As much as it’s great to have an unexpected day with the boys at home (almost like getting a snow day!), my brain doesn’t switch gears well for last-minute things like that.  And, while it was an unexpected day off for the kids, Dan still had to work, so instead of feeling like I had a surprise holiday, I felt more like I had a surprise 11 hour day of intense work ahead of me.


But, I adjusted.  We spent the morning at the park and had a great day.  (Dan and I marvelled at the astonishing ability kids have to get up early on days off and sleep in when we have to be somewhere — even though they didn’t know they had the day off when they went to bed the night before, both boys were up before 6, when we’d been dragging them out of bed after 7 every other day last week!)

007We’ve been here 2 1/2 years, and this still happens to us, just like it did that first year.  Just when we’re starting to feel like we’ve kind of got this figured out, just when we’re starting to feel a little cool, this happens to remind us that we haven’t really and we’re not.

It’s ok, though.  That’s just how it is.  And Liam’s teacher, when I explained it to her, felt pretty bad about it and promised to write down the rest of the days when the school is closed.  So maybe … MAYBE … this unexpected holiday will have been the last.

Surprise excursion

A few weeks ago, Benjamin’s class at school went on a field trip.  He was effectively uninvited, which bothered me a little, until I realized that he didn’t want to go.  Their concern was that he was just starting to adjust to school, and they were worried that adding the stress of leaving the school, without us, might undo what progress we had made (and make him have an unpleasant time, too).

So, it was all for the best that he didn’t go last time.  I was a little disappointed that he didn’t get to participate (they went to a farm and selected pumpkins) but it was ok.

This was only a month ago, so we were shocked today when Dan showed up at school to pick Benjamin up . . . and his class wasn’t there, him included.  Dan was a bit stunned, and so was I when he let me know.  The staff member he originally spoke to only spoke German, so he had to find someone else to find out what had happened.  Apparently, they had a class excursion planned for today — to an Advent market.  They put a notice on the class bulletin board a few weeks ago.  Which sounds fine, except that we don’t really read German, and we had been assured by the staff that they would make sure to explain anything important (like taking our kid somewhere) to us personally.

Well, they didn’t.  One of Benjamin’s teachers, who didn’t go on the trip, very sheepishly apologized to Dan and said, “We forgot to tell you”.  They dropped the ball, no question.

I was worried.  Was he scared?  Worried?  Freaked out?  Cold (I hadn’t dressed him to be outside all day)?

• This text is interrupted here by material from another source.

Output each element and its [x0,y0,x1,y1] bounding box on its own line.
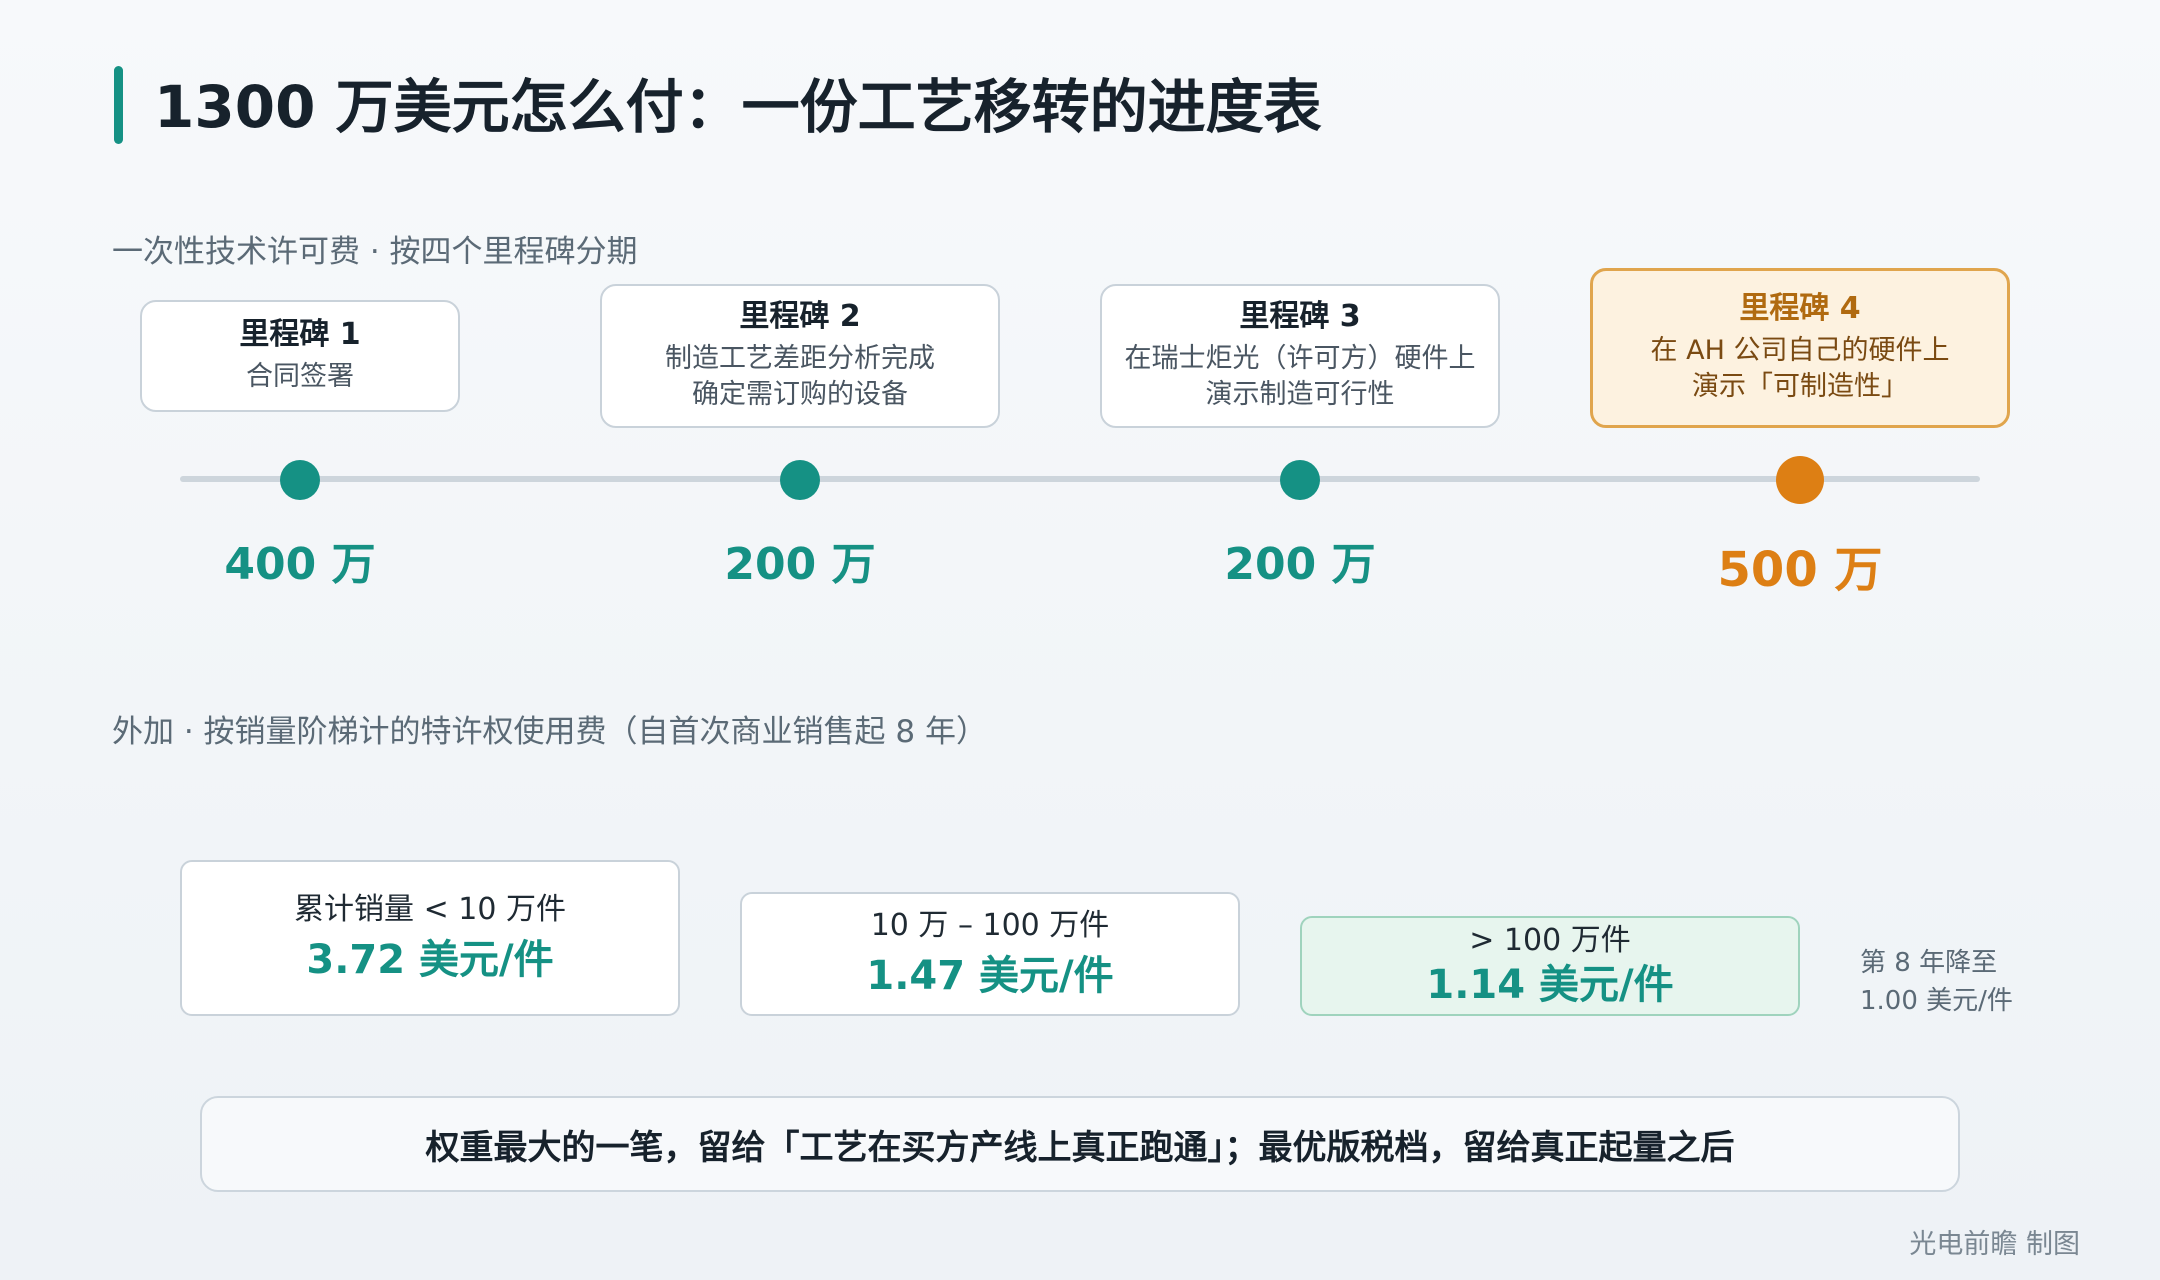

But, when he got back, he was perfectly happy.  He says he had a great time, he rode on the bus and on the train, he held the teacher’s hand the whole time.  The Christmas market was great — they ate chocolate.  He says he got a little cold, but he really seemed unfazed by it.

After we got over the initial shock, and after resolving to always read the bulletin board in the future, (in German or not — we can at least see which dates to ask follow up questions about) we realized that in a way, it’s not entirely a bad change.  Just a month ago, they were so worried that Benjamin would freak out that they specifically asked us to keep him home that day.  They’re obviously not worried about it anymore.  It’s also a sign that we’re becoming just “some of the parents”, rather than “those American English speaking parents”, since they didn’t make a point to pull us aside and translate the notice for us.  As much as it freaked us out, we would have given our permission if we’d known.

Don’t get me wrong — I don’t want to see this repeated.  The phrase, “Where is my child?” is something I’d like to never say again.  But Benjamin had a good time today, and I’m glad he got to be included with his class.  I just wish someone had told me it was going to happen.